All links should open in new tab. A user should never have to worry that by asking for more information they are risking losing the work they've done so far.

Remove outdated or redundant text. The redundant "uploaded" validation messages in step 2 should be reduced; the unused "learn" step should be removed; and the "geographic coordinates" example should be removed from the "Other information" tooltip.

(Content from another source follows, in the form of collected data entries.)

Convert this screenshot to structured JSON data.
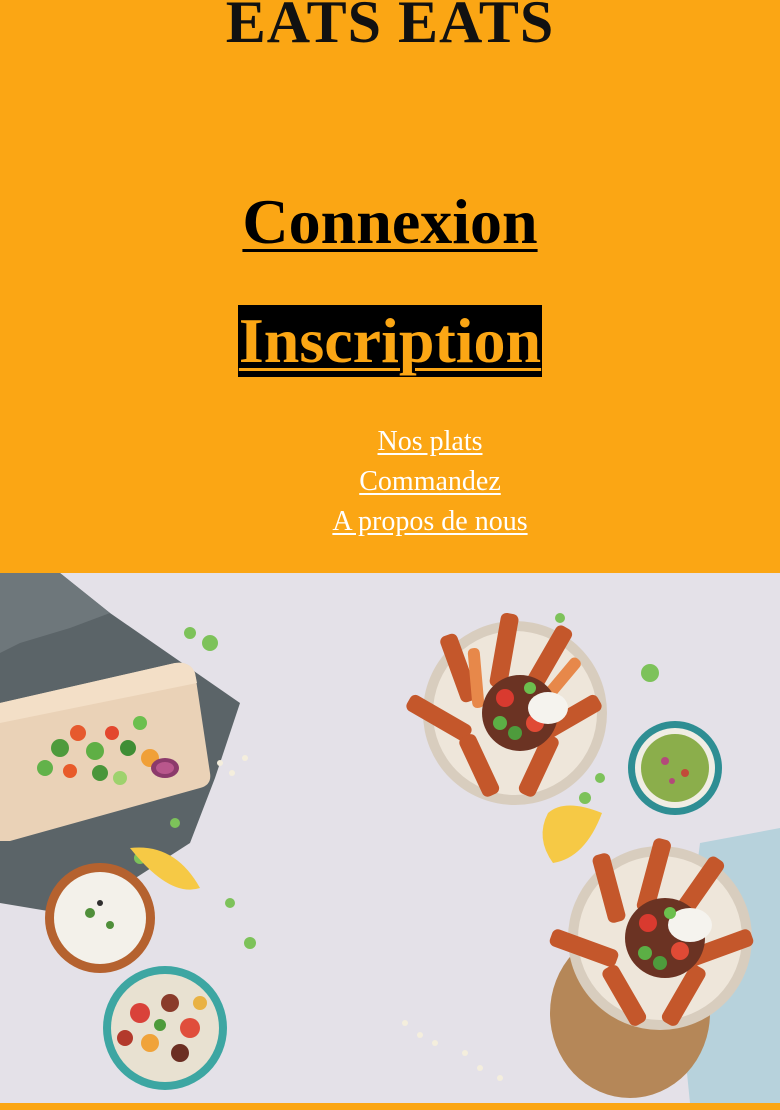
{
  "header": {
    "brand": "EATS EATS"
  },
  "auth": {
    "login_label": "Connexion",
    "signup_label": "Inscription"
  },
  "nav": {
    "items": [
      {
        "label": "Nos plats"
      },
      {
        "label": "Commandez"
      },
      {
        "label": "A propos de nous"
      }
    ]
  },
  "colors": {
    "background": "#FBA614",
    "brand_text": "#111111",
    "nav_text": "#FFFFFF",
    "signup_bg": "#000000"
  },
  "hero": {
    "image": "food-table-photo"
  }
}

Create a simple infographic to explain licensing options. The individual license deeds (linked from the Wizard) written in plain language are helpful, but there is no way for a user to compare the features of two licenses side by side. We should provide them with enough information to make an informed decision about how they want to release their work.

Increase the default image thumbnail size and indicate that users can zoom in. It's too small to be useful as it is, and there's no indication that if you click on it, you can view a larger version (elsewhere on wiki, clicking an image takes you to the file page, so this inconsistent behavior should be called out visually).

Link to a better help page on categories, and make that link more visible. Until/unless we want to invest in recommending categories, we should at least provide better end-user documentation that explains how categories work, why people should categorize, and that provide some of the "best practices" that my participant was asking for.

Thinking longer term[edit]

Cache input from previous steps and add a back button. When we do this, make the progress bar headers clickable for all steps the user has completed.

Add structured fields for additional, specific metadata beyond "Other information". One suggestion the participant made was a field for street address, which is often much easier for people to find manually than Lat/Lang coordinates, and can be used to approximate those after the fact. Other possibilities include the option to specify camera make, model, and settings (if not embedded in image metadata), as well as processing software used and processing steps applied.

Provide better category suggestions. Categories are in many ways the most important metadata of all: content on Commons is only useful if it can be located. Giving uploaders better suggestions of categories to use probably involves a combination of faceted categorization prompts (for example, having different fields asking specifically for location categories, subject-matter categories, etc) and some good algorithmic work. One option would be to suggest relevant existing categories based on the categories the user has already specified. Or, ask people to enter a string of keywords, rather than entering categories themselves, and then click a button to "search" Commons for related categories, using those keywords as search terms to return a list of categories that the user can choose from.

Build apps. Or start maintaining the ones we already have once more, and create a tablet-specific versions. Perhaps a more responsive mobile stylesheet, that reveals upload functionality when expanded to tablet dimensions, could be an interim solution?